My third-great-grandfather somehow escaped slavery, but I have no written records of this when he was outlawed from reading and writing. But there’s something definitively beautiful about me writing and living my own counterstory, no longer in secrecy. No longer hiding scraps of papers under the floorboards in the slave quarters and no longer silencing my voice; I am free because Samuel Manning was free.
Six generations removed, my place of work and my place of learning also feel like peculiar institutions. As a student in USC Rossier’s Doctor of Education in Educational Leadership program, I am given words to define who I am as both a Black leader and learner: a tempered radical (Reddick, Bukoski, & Smith, 2015) in two ivory towers.
I am not as radical as Samuel Manning to escape, but tempered enough to remain loyal to rather than leave institutions that are what Dr. Bettina Love deems spirit murdering. That is, institutions may not enact physical violence towards Black and Brown community members, but the racism we experience can still leave us with personal, psychological, and spiritual injuries. And despite these injuries, I remain.
In antebellum, my resistance would have been more passive than active; I would have broken tools, feigned sick, or slowed down the rhythm of my work before ever stealing myself away from the plantation.
But these are still acts of resistance nonetheless. So I embrace my tempered radicalism as a leader and a scholar and will use it to resist the status quo and effect change in my organizations.
In antebellum, my resistance would have been more passive than active; I would have broken tools, feigned sick, or slowed down the rhythm of my work before ever stealing myself away from the plantation.
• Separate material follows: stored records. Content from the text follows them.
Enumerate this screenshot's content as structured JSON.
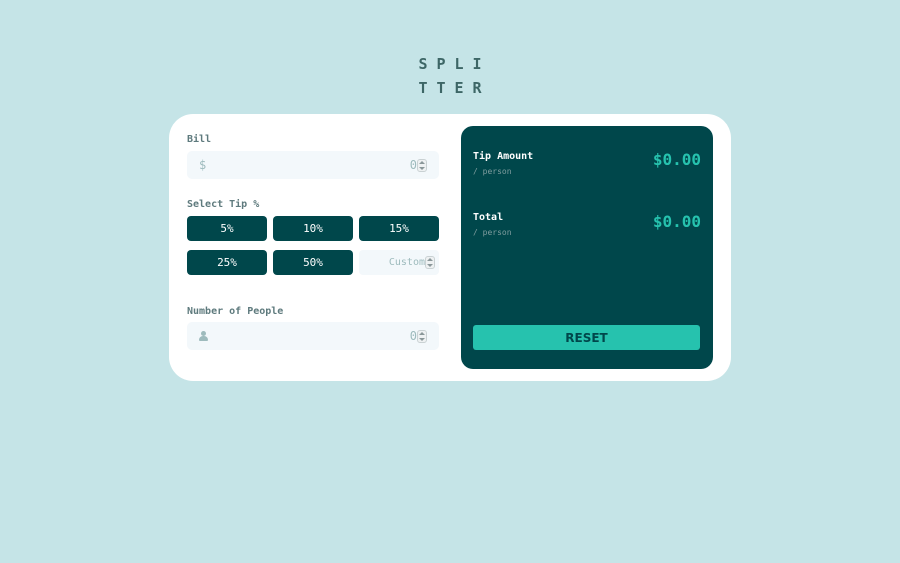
{
  "logo": {
    "line1": "SPLI",
    "line2": "TTER"
  },
  "bill": {
    "label": "Bill",
    "prefix": "$",
    "value": "0"
  },
  "tip": {
    "label": "Select Tip %",
    "options": [
      "5%",
      "10%",
      "15%",
      "25%",
      "50%"
    ],
    "custom_placeholder": "Custom"
  },
  "people": {
    "label": "Number of People",
    "value": "0",
    "icon": "person-icon"
  },
  "results": {
    "tip_amount": {
      "title": "Tip Amount",
      "sub": "/ person",
      "value": "$0.00"
    },
    "total": {
      "title": "Total",
      "sub": "/ person",
      "value": "$0.00"
    },
    "reset_label": "RESET"
  },
  "colors": {
    "background": "#c5e4e7",
    "dark_cyan": "#00474b",
    "strong_cyan": "#26c2ae",
    "input_bg": "#f3f8fb"
  }
}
But these are still acts of resistance nonetheless. So I embrace my tempered radicalism as a leader and a scholar and will use it to resist the status quo and effect change in my organizations.
Resistance Strategy 1
Just as my ancestors in bondage made small changes to the words in their hymns—encoding hidden messages about escaping freedom in their spirituals—I, too, will embrace the small, discrete ways to resist.
I will wear my headwrap on my own terms without calling attention to its radical history. I will slow the pace of my work when a sense of urgency is—according to scholar-activists Tema Okun and Keith Jones—being yielded as a tool of white supremacy culture. I will put up pictures of Ida and Assata—Marcus and Malcolm—above my desk. I will slip Black proverbs into the content of emails and code switch to Black English Vernacular in academic presentations.
Resistance Strategy 2
I remember my elders telling me that ‘playing the dozens’ was a ritualized game of insults rooted in slavery. As a means of survival, these were verbal sparring sessions between enslaved Africans so that my ancestors learned to keep their cool when their masters disparaged them. They sustained the figurative meaning of words and signifyin’ inherited from pre-colonial Africa. So I will find the language to respond to microaggressions:
“Where are you from?” From stolen land.
“I didn’t think you were the most qualified for the job.” I didn’t think you worked for HR.
Resistance Strategy 3
I would like to believe Black abolitionists and race traitors like John Brown assisted my third-great-grandfather to freedom. I want to imagine there was an alliance of conductors on the Underground Railroad who provided Samuel Manning cover at night. When the Fugitive Slave Act deemed him a thief for stealing his own freedom, my belief in humanity leads me to hope there were accomplices to his crime.
And today, still, I believe in alliance building. So, I will work to develop a collective framing of justice and guide diverse stakeholders to see that the primary interest converging with these issues is simply to re-humanize themselves.
I am still writing my counterstory as a Black educational leader and scholar seeking to disrupt the status quo. I believe in change for myself and for others.
And so, even if my radical stance is “tempered” and I have no desire to escape what several scholars have deemed academic plantations (Matias, 2015; Tuitt, Squire, & Williams, 2018), I will still push against the structures and the strictures of the status quo, chiseling away at the foundation of the institution.